= Kgosi Rebecca Banika =

Botswanan tribal leader

Kgosi Rebecca Banika is the traditional leader for the Pandamatenga village in the Chobe district of Botswana. Pandamatenga is a diverse settlement consisting of eight ethnic groups. She was installed on 15 November 1999, being the first woman to be installed as a chief in Botswana, and the first to be elected to the Ntlo ya Dikgosi (House of Chiefs), having been elected in 2000. In 2019, she was re-elected to the Ntlo ya Dikgosi as a representative for her district.

According to her, the thought of becoming a traditional leader was far-fetched due to the fact that she had older siblings who could have filled the position. When they expressed their lack of interest in ascending the throne after the death of their grandfather, Rebecca Banika was called upon to take the position of village chief.
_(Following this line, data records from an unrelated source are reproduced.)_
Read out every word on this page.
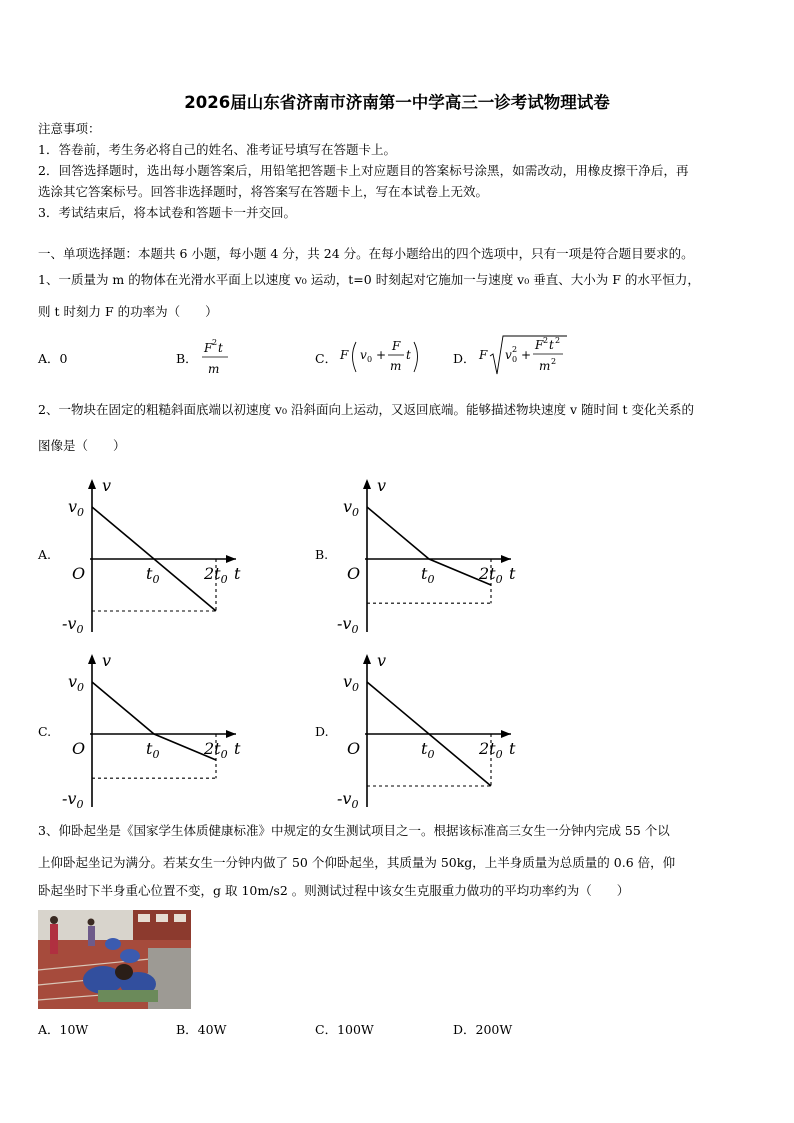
2026届山东省济南市济南第一中学高三一诊考试物理试卷
注意事项：
1．答卷前，考生务必将自己的姓名、准考证号填写在答题卡上。
2．回答选择题时，选出每小题答案后，用铅笔把答题卡上对应题目的答案标号涂黑，如需改动，用橡皮擦干净后，再
选涂其它答案标号。回答非选择题时，将答案写在答题卡上，写在本试卷上无效。
3．考试结束后，将本试卷和答题卡一并交回。
一、单项选择题：本题共 6 小题，每小题 4 分，共 24 分。在每小题给出的四个选项中，只有一项是符合题目要求的。
1、一质量为 m 的物体在光滑水平面上以速度 v₀ 运动，t=0 时刻起对它施加一与速度 v₀ 垂直、大小为 F 的水平恒力，
则 t 时刻力 F 的功率为（　　）
A．0	B．
F 2 t
m
C． F v 0 +
F
m
t	D． F v 2
0 +
F 2 t 2
m 2
2、一物块在固定的粗糙斜面底端以初速度 v₀ 沿斜面向上运动，又返回底端。能够描述物块速度 v 随时间 t 变化关系的
图像是（　　）
A.	B.
C.	D.
v
t
O
$v_0$
$-v_0$
$t_0$	$2t_0$
v
t
O
$v_0$
$-v_0$
$t_0$	$2t_0$
v
t
O
$v_0$
$-v_0$
$t_0$	$2t_0$
v
t
O
$v_0$
$-v_0$
$t_0$	$2t_0$
3、仰卧起坐是《国家学生体质健康标准》中规定的女生测试项目之一。根据该标准高三女生一分钟内完成 55 个以
上仰卧起坐记为满分。若某女生一分钟内做了 50 个仰卧起坐，其质量为 50kg，上半身质量为总质量的 0.6 倍，仰
卧起坐时下半身重心位置不变，g 取 10m/s2 。则测试过程中该女生克服重力做功的平均功率约为（　　）
A．10W	B．40W	C．100W	D．200W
Kgosi Rebecca Banika is one of the several women traditional leaders whose leadership is being studied under a University of Ghana project titled "Women and Political Participation in Africa: A Comparative Study of Representation and Role of Female Chiefs", which is funded by the Andrew W. Mellon Foundation. In this project, a mixed-methods approach is adopted to comparatively study women's representation in the institution of chieftaincy and their influence on women's rights and wellbeing in Botswana, Ghana, Liberia, and South Africa. Lead researchers on the project, Peace A. Medie, Adriana A. E Biney, Amanda Coffie and Cori Wielenga, have also published an opinion piece titled "Women traditional leaders could help make sure the pandemic message is heard" in The Conversation news, which discusses how women traditional leaders can educate their subjects on COVID-19.